At the 2026 Met Gala, where interpretation is often more important than tradition, Kim Kardashian once again proved she knows exactly how to dominate a red carpet moment. Arriving in a sculptural orange breastplate, she didn't just follow the night's 'fashion is art' theme—she quite literally embodied it. The look, part armour, part performance, immediately became one of the most talked-about ensembles of the evening.
But behind the viral images and flashbulb frenzy sits a very British story. The striking piece was not the product of a major luxury house, but the work of Whitaker Malem, a London-based design duo known for their experimental, body-led approach to fashion. Created in collaboration with pop artist Allen Jones and a Kent car bodyshop, the breastplate turned a Met Gala moment into a cross-disciplinary art experiment that blurred sculpture, fashion and engineering.
Inside the London Studio Behind Kim Kardashian's Breastplate
The piece was created by Patrick Whitaker and Keir Malem, the creative partnership behind Whitaker Malem, who have spent decades building a reputation for technically ambitious, sculptural garments. Speaking after the event, Whitaker described Kardashian as 'very clear' about her vision, including the glossy, car-body finish that would define the final look.
The process began just weeks before the Met Gala, after Kardashian reportedly reached out directly to the duo. What followed was an unusually hands-on collaboration. The design was cast using fibreglass techniques and shaped from a mould inspired by Allen Jones's 1969 Hatstand sculpture—a piece that famously sits at the intersection of pop art and provocation.
Jones's influence is not incidental. His controversial furniture works featuring female forms have long sparked debate around objectification and power in visual culture. Yet, as Whitaker Malem's involvement shows, his visual language continues to echo through contemporary fashion, particularly in silhouettes that emphasise structure, form and body as sculpture.

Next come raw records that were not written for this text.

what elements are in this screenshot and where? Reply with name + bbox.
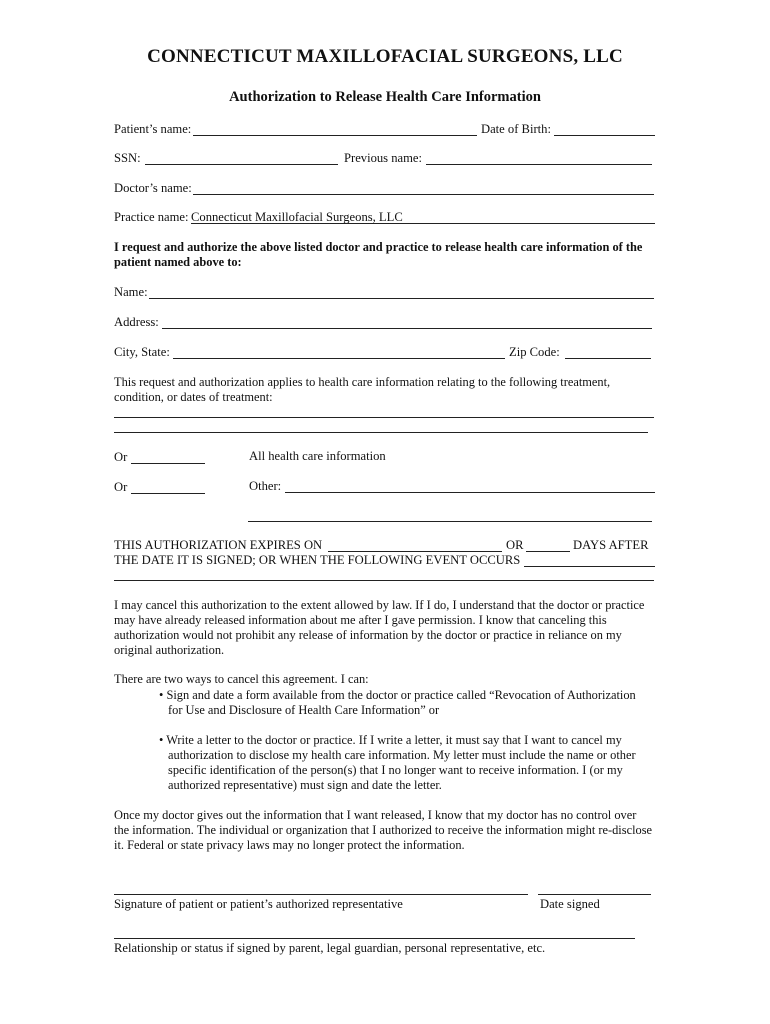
patient-name-label: Patient’s name: [114,122,192,136]
recipient-name-label: Name: [114,285,148,299]
relationship-field[interactable] [114,938,635,939]
all-info-label: All health care information [249,449,386,463]
other-field-line-2[interactable] [248,521,652,522]
practice-name-field[interactable] [191,223,655,224]
days-after-label: DAYS AFTER [573,538,649,552]
days-after-field[interactable] [526,551,570,552]
recipient-name-field[interactable] [149,298,654,299]
previous-name-field[interactable] [426,164,652,165]
expires-on-field[interactable] [328,551,502,552]
form-title: Authorization to Release Health Care Information [229,89,541,105]
city-state-field[interactable] [173,358,505,359]
way-item-1: • Sign and date a form available from the doctor or practice called “Revocation of Authorization for Use and Disclosure of Health Care Information” or [159,688,636,717]
event-field-line-2[interactable] [114,580,654,581]
or-label-2: Or [114,480,128,494]
control-paragraph: Once my doctor gives out the information that I want released, I know that my doctor has no control over the information. The individual or organization that I authorized to receive the information might re-disclose it. Federal or state privacy laws may no longer protect the information. [114,808,653,852]
address-field[interactable] [162,328,652,329]
ssn-label: SSN: [114,151,141,165]
event-field[interactable] [524,566,655,567]
date-signed-label: Date signed [540,897,600,911]
treatment-statement: This request and authorization applies to health care information relating to the following treatment, condition, or dates of treatment: [114,375,611,404]
relationship-label: Relationship or status if signed by parent, legal guardian, personal representative, etc. [114,941,546,955]
zip-label: Zip Code: [509,345,560,359]
practice-name-label: Practice name: [114,210,189,224]
or-label-1: Or [114,450,128,464]
way-item-2-text: Write a letter to the doctor or practice. If I write a letter, it must say that I want to cancel my authorization to disclose my health care information. My letter must include the name or other specific identification of the person(s) that I no longer want to receive information. I (or my authorized representative) must sign and date the letter. [166,733,636,792]
city-state-label: City, State: [114,345,170,359]
signature-field[interactable] [114,894,528,895]
zip-field[interactable] [565,358,651,359]
patient-name-field[interactable] [193,135,477,136]
org-name: CONNECTICUT MAXILLOFACIAL SURGEONS, LLC [147,46,623,67]
other-checkbox-line[interactable] [131,493,205,494]
signature-label: Signature of patient or patient’s authorized representative [114,897,403,911]
practice-name-value: Connecticut Maxillofacial Surgeons, LLC [191,210,403,224]
expires-event-label: THE DATE IT IS SIGNED; OR WHEN THE FOLLOWING EVENT OCCURS [114,553,521,567]
treatment-line-1[interactable] [114,417,654,418]
all-info-checkbox-line[interactable] [131,463,205,464]
cancel-paragraph: I may cancel this authorization to the extent allowed by law. If I do, I understand that the doctor or practice may have already released information about me after I gave permission. I know that canceling this authorization would not prohibit any release of information by the doctor or practice in reliance on my original authorization. [114,598,645,657]
other-field[interactable] [285,492,655,493]
way-item-1-text: Sign and date a form available from the doctor or practice called “Revocation of Authorization for Use and Disclosure of Health Care Information” or [166,688,636,717]
treatment-line-2[interactable] [114,432,648,433]
way-item-2: • Write a letter to the doctor or practice. If I write a letter, it must say that I want to cancel my authorization to disclose my health care information. My letter must include the name or other specific identification of the person(s) that I no longer want to receive information. I (or my authorized representative) must sign and date the letter. [159,733,636,792]
doctor-name-label: Doctor’s name: [114,181,192,195]
expires-on-label: THIS AUTHORIZATION EXPIRES ON [114,538,323,552]
dob-field[interactable] [554,135,655,136]
doctor-name-field[interactable] [193,194,654,195]
dob-label: Date of Birth: [481,122,551,136]
ways-intro: There are two ways to cancel this agreement. I can: [114,672,369,686]
request-statement: I request and authorize the above listed doctor and practice to release health care information of the patient named above to: [114,240,643,269]
expires-or-label: OR [506,538,524,552]
previous-name-label: Previous name: [344,151,422,165]
other-label: Other: [249,479,282,493]
date-signed-field[interactable] [538,894,651,895]
ssn-field[interactable] [145,164,338,165]
address-label: Address: [114,315,159,329]
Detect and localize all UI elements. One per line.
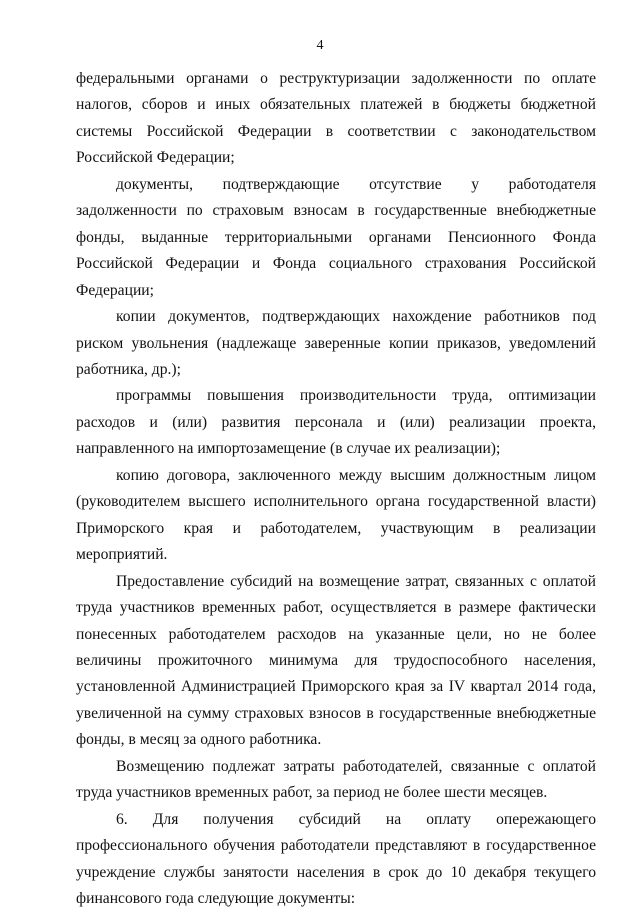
- page-number: 4: [316, 38, 324, 53]
- paragraph-continuation: федеральными органами о реструктуризации задолженности по оплате налогов, сборов и иных обязательных платежей в бюджеты бюджетной системы Российской Федерации в соответствии с законодательством Российской Федерации;: [76, 70, 596, 167]
- paragraph-agreement-copy: копию договора, заключенного между высшим должностным лицом (руководителем высшего исполнительного органа государственной власти) Приморского края и работодателем, участвующим в реализации мероприятий.: [76, 466, 596, 564]
- paragraph-productivity-programs: программы повышения производительности труда, оптимизации расходов и (или) развития персонала и (или) реализации проекта, направленного на импортозамещение (в случае их реализации);: [76, 387, 596, 458]
- paragraph-subsidy-amount: Предоставление субсидий на возмещение затрат, связанных с оплатой труда участников временных работ, осуществляется в размере фактически понесенных работодателем расходов на указанные цели, но не более величины прожиточного минимума для трудоспособного населения, установленной Администрацией Приморского края за IV квартал 2014 года, увеличенной на сумму страховых взносов в государственные внебюджетные фонды, в месяц за одного работника.: [76, 572, 596, 749]
- document-body: [76, 66, 596, 913]
- paragraph-insurance-debt: документы, подтверждающие отсутствие у работодателя задолженности по страховым взносам в государственные внебюджетные фонды, выданные территориальными органами Пенсионного Фонда Российской Федерации и Фонда социального страхования Российской Федерации;: [76, 175, 596, 299]
- paragraph-dismissal-risk: копии документов, подтверждающих нахождение работников под риском увольнения (надлежаще заверенные копии приказов, уведомлений работника, др.);: [76, 308, 596, 378]
- paragraph-section-6: 6. Для получения субсидий на оплату опережающего профессионального обучения работодатели представляют в государственное учреждение службы занятости населения в срок до 10 декабря текущего финансового года следующие документы:: [76, 810, 596, 908]
- paragraph-reimbursement-period: Возмещению подлежат затраты работодателей, связанные с оплатой труда участников временных работ, за период не более шести месяцев.: [76, 757, 596, 802]
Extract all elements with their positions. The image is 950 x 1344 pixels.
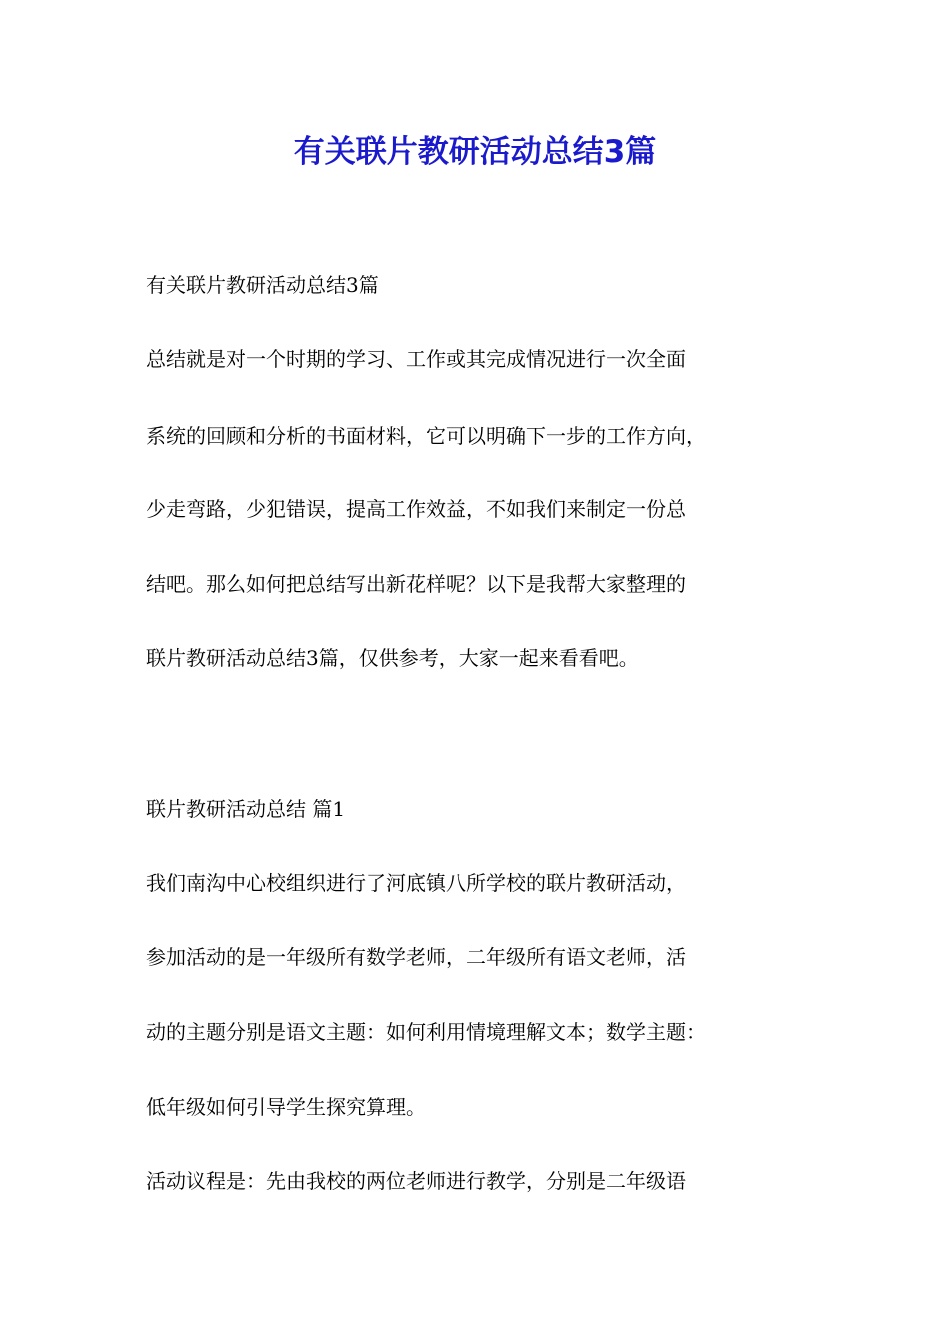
section-heading: 联片教研活动总结 篇1 xyxy=(146,797,346,821)
section-line: 参加活动的是一年级所有数学老师，二年级所有语文老师，活 xyxy=(146,945,686,969)
section-line: 我们南沟中心校组织进行了河底镇八所学校的联片教研活动， xyxy=(146,871,686,895)
intro-line: 总结就是对一个时期的学习、工作或其完成情况进行一次全面 xyxy=(146,347,686,371)
document-subtitle: 有关联片教研活动总结3篇 xyxy=(146,273,379,297)
intro-line: 少走弯路，少犯错误，提高工作效益，不如我们来制定一份总 xyxy=(146,497,686,521)
intro-line: 联片教研活动总结3篇，仅供参考，大家一起来看看吧。 xyxy=(146,646,639,670)
intro-line: 系统的回顾和分析的书面材料，它可以明确下一步的工作方向， xyxy=(146,424,706,448)
section-line: 活动议程是：先由我校的两位老师进行教学，分别是二年级语 xyxy=(146,1169,686,1193)
section-line: 低年级如何引导学生探究算理。 xyxy=(146,1095,426,1119)
section-line: 动的主题分别是语文主题：如何利用情境理解文本；数学主题： xyxy=(146,1020,706,1044)
document-title: 有关联片教研活动总结3篇 xyxy=(293,134,657,170)
intro-line: 结吧。那么如何把总结写出新花样呢？以下是我帮大家整理的 xyxy=(146,572,686,596)
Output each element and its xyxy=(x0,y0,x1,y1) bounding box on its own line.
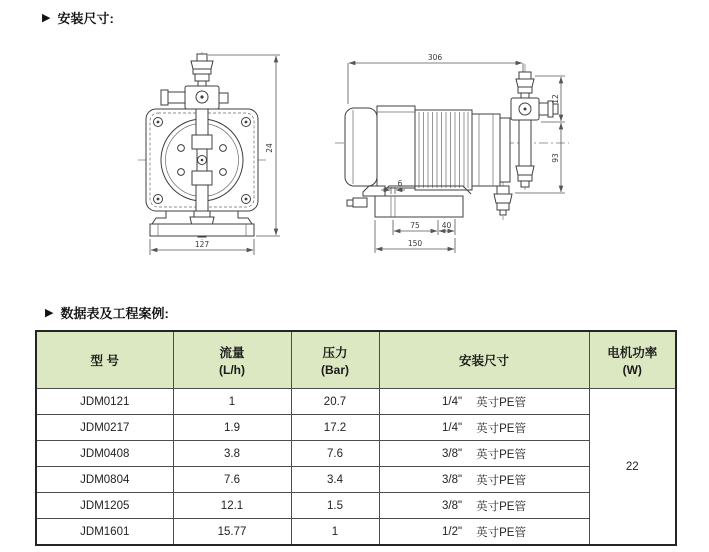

From Kent Workshops to the Met Gala Steps
Once the breastplate was formed, it was sent to MPS Body and Paint, a Kent-based car workshop more accustomed to luxury vehicles than couture. There, it was finished using multiple layers of primer, solvent-based paint and a high-gloss lacquer, giving it the sleek, lacquered appearance of a custom car panel.
Owner Martyn Smith admitted he had no connection to high fashion, saying he simply knew the piece was destined for a major event. That detachment, however, is part of what made the project so unusual—a luxury Met Gala look finished in a rural workshop more familiar with Jaguars than celebrity dressing rooms.
The finished piece reportedly weighed little more than a bag of flour, despite its rigid appearance. Kardashian wore it directly against the skin, paired with a hand-painted leather skirt that extended the sculptural illusion from torso to full silhouette.
A Met Gala Moment Built on Collaboration and Risk
What made the look stand out was not just its visual impact, but its process. Unlike traditional couture, the breastplate was not simply designed—it was engineered, tested, and physically sculpted around Kardashian's body. She even travelled to the UK for fittings, where the design was adjusted to her measurements.
Whitaker noted that her body suited the mould unusually well, saying they had 'never seen an Allen Jones breastplate fit anyone so perfectly'. The result was a piece that sat somewhere between armour and second skin, reinforcing the night's exploration of the human form as an artistic medium.
The look also reflected a broader shift at the Met Gala, where celebrity dressing increasingly relies on narrative construction rather than simple brand alignment. Kardashian, in particular, has become known for choosing concept-driven outfits that spark conversation far beyond the red carpet.
Fashion, Art and the Return of Sculptural Dressing
Beyond the spectacle, the breastplate highlights a growing return to sculptural fashion—garments that prioritise form over softness, and structure over fluidity. Designers from Thierry Mugler to Alexander McQueen have long explored this space, but Whitaker Malem's approach pushes it further into the realm of physical craft and industrial process.
Their studio, founded in 1988, produces only a small number of pieces each year, with prices starting from around £5,000. Their work sits at the intersection of fashion, theatre and film, having previously created costumes for Hollywood productions and music icons alike.
This Met Gala commission, however, places them firmly back into the fashion spotlight—not as a traditional luxury house, but as what Whitaker calls 'pop artisans', working at the edge of art, engineering and performance.

Why This Look Still Has Everyone Talking
Even days after the event, Kardashian's breastplate continues to circulate across fashion circles and social media. Part of its impact lies in its simplicity: a single, bold idea executed with technical precision. But it also taps into something deeper—the ongoing fascination with the body as both subject and surface in fashion.
At a time when red carpet dressing often leans into softness, nostalgia or minimalism, this look felt deliberately engineered to disrupt. It didn't whisper luxury—it declared it, loudly and unapologetically.
And perhaps that is why it resonated so strongly. It wasn't just a dress, or even an outfit. It was a constructed object with a clear point of view—one that invited debate, admiration and discomfort in equal measure.
In a Met Gala defined by interpretation, Kim Kardashian's London-made armour didn't just fit the theme. It challenged it.